I'm trying to solve the following question:
In a course there are two groups - group $A$ and group $B$. Each week a student passes from group $A$ to group $B$ with probability $p$ and quit the course (i.e leaves group $B$) with probability $q$.
In the beginning there are $M$ students in each group. Length of course is $N$ weeks.
- What is the expected number of students in group $A$ at the end?
- What is the expected number of students in group $B$ at the end?
- What is the expected number of quitting students during the course?
- Let $p=q$. What are the result for the above questions?
My try:
- Let $A_i$ be the number of students in group $A$ at week $i$, then $A_{i+1}=(1-p)A_i$ and so $$A_N=(1-p)^N\cdot A_0=M(1-p)^N$$ and this is also the expected number at the end.
- Let $B_i$ be the number of students in group $B$ at week $i$, then \begin{align*}B_{i+1}&=pA_i+(1-q)B_i=pA_i+(1-q)\left[pA_{i-1}+(1-q)B_{i-1}\right] \\ &={\dots}=p\sum_{k=0}^{i}(1-q)^{i-k}A_k+(1-q)^{i+1}B_0\end{align*}So, $\displaystyle B_N=p\sum_{k=0}^{N-1}(1-q)^{N-(k+1)}A_k+(1-q)^{N}B_0$. Now, can I use linearity of expectation?
- Isn't it simply $2M-\mathbb{E}[A_N]-\mathbb{E}[B_N]$?
- It is simply plug $p=q$ and find results... I believe it shouldn't be so hard.
Am I on the right track?
And help will be appreciated. Thanks.
You're definitely on the right track, but I'd be more careful distinguishing between the random variables and their expectations. For example, when you claim $A_{i+1} = (1-p)A_i$, that's not true: $A_{i+1}$ and $A_i$ are random variables, and they aren't necessarily related by the constant $1-p$ (e.g., there is positive probability that they will be equal because no one will switch).
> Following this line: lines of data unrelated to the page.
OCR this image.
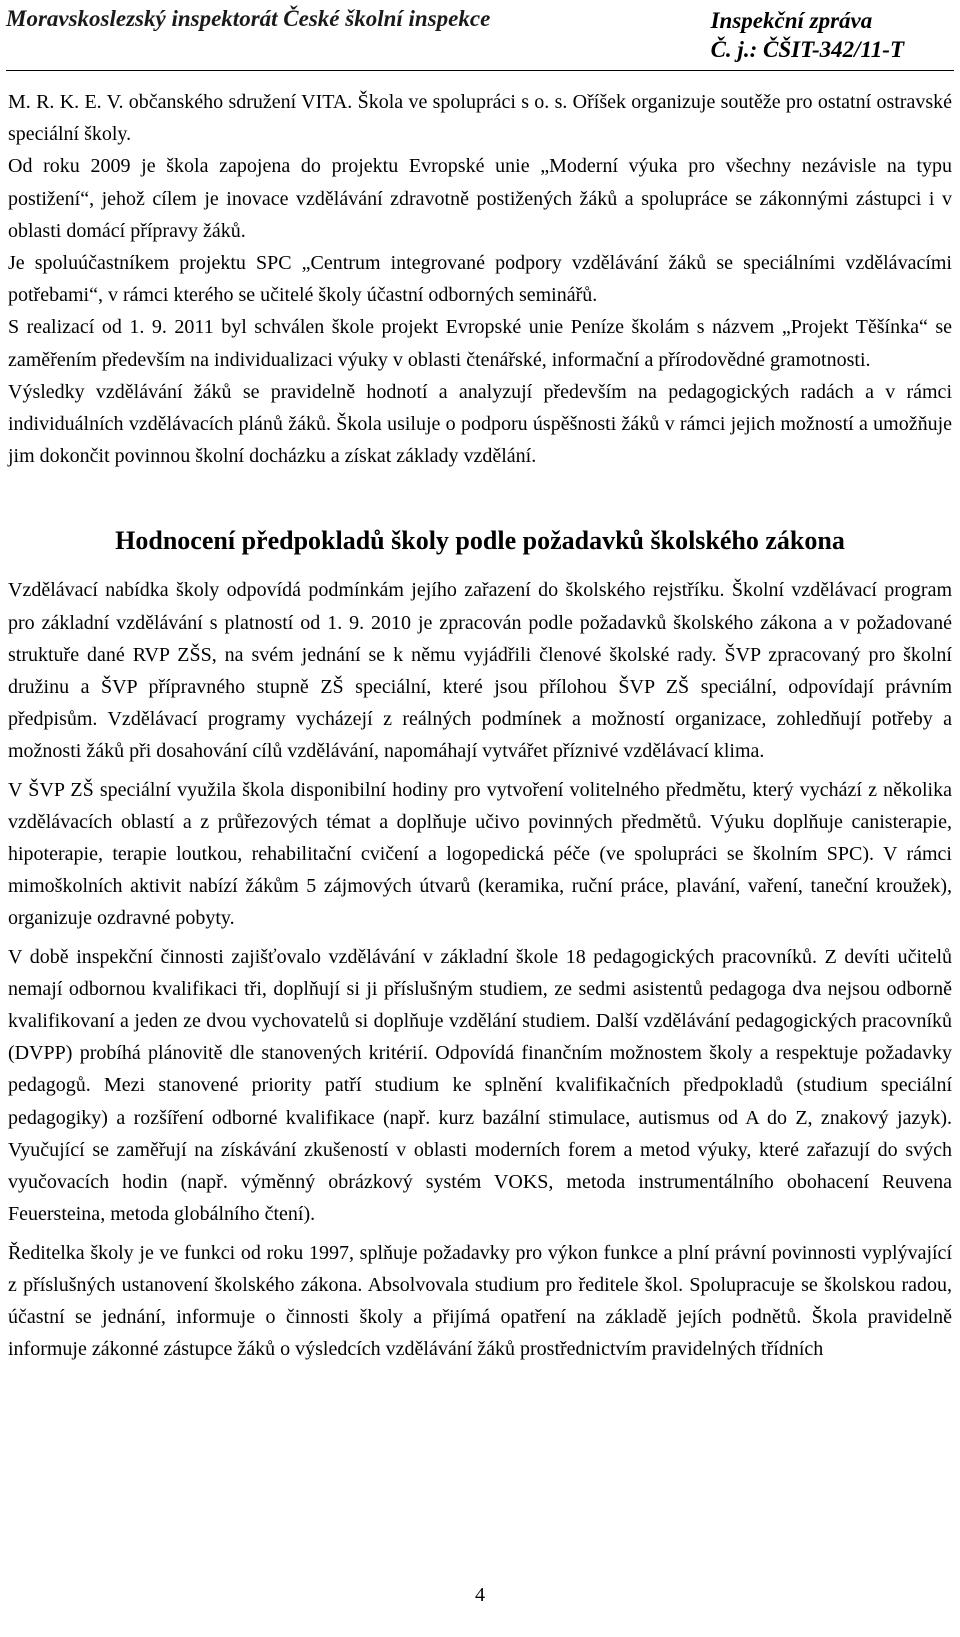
Moravskoslezský inspektorát České školní inspekce	Inspekční zpráva
Č. j.: ČŠIT-342/11-T

M. R. K. E. V. občanského sdružení VITA. Škola ve spolupráci s o. s. Oříšek organizuje soutěže pro ostatní ostravské speciální školy.

Od roku 2009 je škola zapojena do projektu Evropské unie „Moderní výuka pro všechny nezávisle na typu postižení“, jehož cílem je inovace vzdělávání zdravotně postižených žáků a spolupráce se zákonnými zástupci i v oblasti domácí přípravy žáků.

Je spoluúčastníkem projektu SPC „Centrum integrované podpory vzdělávání žáků se speciálními vzdělávacími potřebami“, v rámci kterého se učitelé školy účastní odborných seminářů.

S realizací od 1. 9. 2011 byl schválen škole projekt Evropské unie Peníze školám s názvem „Projekt Těšínka“ se zaměřením především na individualizaci výuky v oblasti čtenářské, informační a přírodovědné gramotnosti.

Výsledky vzdělávání žáků se pravidelně hodnotí a analyzují především na pedagogických radách a v rámci individuálních vzdělávacích plánů žáků. Škola usiluje o podporu úspěšnosti žáků v rámci jejich možností a umožňuje jim dokončit povinnou školní docházku a získat základy vzdělání.

Hodnocení předpokladů školy podle požadavků školského zákona

Vzdělávací nabídka školy odpovídá podmínkám jejího zařazení do školského rejstříku. Školní vzdělávací program pro základní vzdělávání s platností od 1. 9. 2010 je zpracován podle požadavků školského zákona a v požadované struktuře dané RVP ZŠS, na svém jednání se k němu vyjádřili členové školské rady. ŠVP zpracovaný pro školní družinu a ŠVP přípravného stupně ZŠ speciální, které jsou přílohou ŠVP ZŠ speciální, odpovídají právním předpisům. Vzdělávací programy vycházejí z reálných podmínek a možností organizace, zohledňují potřeby a možnosti žáků při dosahování cílů vzdělávání, napomáhají vytvářet příznivé vzdělávací klima.

V ŠVP ZŠ speciální využila škola disponibilní hodiny pro vytvoření volitelného předmětu, který vychází z několika vzdělávacích oblastí a z průřezových témat a doplňuje učivo povinných předmětů. Výuku doplňuje canisterapie, hipoterapie, terapie loutkou, rehabilitační cvičení a logopedická péče (ve spolupráci se školním SPC). V rámci mimoškolních aktivit nabízí žákům 5 zájmových útvarů (keramika, ruční práce, plavání, vaření, taneční kroužek), organizuje ozdravné pobyty.

V době inspekční činnosti zajišťovalo vzdělávání v základní škole 18 pedagogických pracovníků. Z devíti učitelů nemají odbornou kvalifikaci tři, doplňují si ji příslušným studiem, ze sedmi asistentů pedagoga dva nejsou odborně kvalifikovaní a jeden ze dvou vychovatelů si doplňuje vzdělání studiem. Další vzdělávání pedagogických pracovníků (DVPP) probíhá plánovitě dle stanovených kritérií. Odpovídá finančním možnostem školy a respektuje požadavky pedagogů. Mezi stanovené priority patří studium ke splnění kvalifikačních předpokladů (studium speciální pedagogiky) a rozšíření odborné kvalifikace (např. kurz bazální stimulace, autismus od A do Z, znakový jazyk). Vyučující se zaměřují na získávání zkušeností v oblasti moderních forem a metod výuky, které zařazují do svých vyučovacích hodin (např. výměnný obrázkový systém VOKS, metoda instrumentálního obohacení Reuvena Feuersteina, metoda globálního čtení).

Ředitelka školy je ve funkci od roku 1997, splňuje požadavky pro výkon funkce a plní právní povinnosti vyplývající z příslušných ustanovení školského zákona. Absolvovala studium pro ředitele škol. Spolupracuje se školskou radou, účastní se jednání, informuje o činnosti školy a přijímá opatření na základě jejích podnětů. Škola pravidelně informuje zákonné zástupce žáků o výsledcích vzdělávání žáků prostřednictvím pravidelných třídních

4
What is true is $\mathbb{E}[A_{i+1}] = (1-p)\mathbb{E}[A_i]$. This will make things a bit more tricky in part 2.
A slightly different tack that might be helpful (especially in part 2) is to write $$ B_i = \sum_{j=1}^M I_i^{(j)} + \sum_{j=1}^M J_i^{(j)}$$ Here $I_i^{(j)}$ is the indicator random variable for the event that student #$j$ of those who started in class $A$ is now in class $B$, and $J_i^{(j)}$ is the indicator random variable for the event that student #$j$ of those who started in class $B$ is now in class $B$. The advantage of this is that clearly all the $I_i^{(j)}$s are identically distributed, as are the $J_i^{(j)}$s, so linearity of expectation gives $$ \mathbb{E}[B_i] = M\mathbb{E}[I_i] + M\mathbb{E}[J_i]$$ $\mathbb{E}[I_i]$ is the probability that a student starting in class $A$ ends up in class $B$, and $\mathbb{E}[J_i]$ is the probability that a student starting in class $B$ ends up in class $B$. Since in each case you are dealing with only a single student, these probabilities might be slightly less tricky to compute.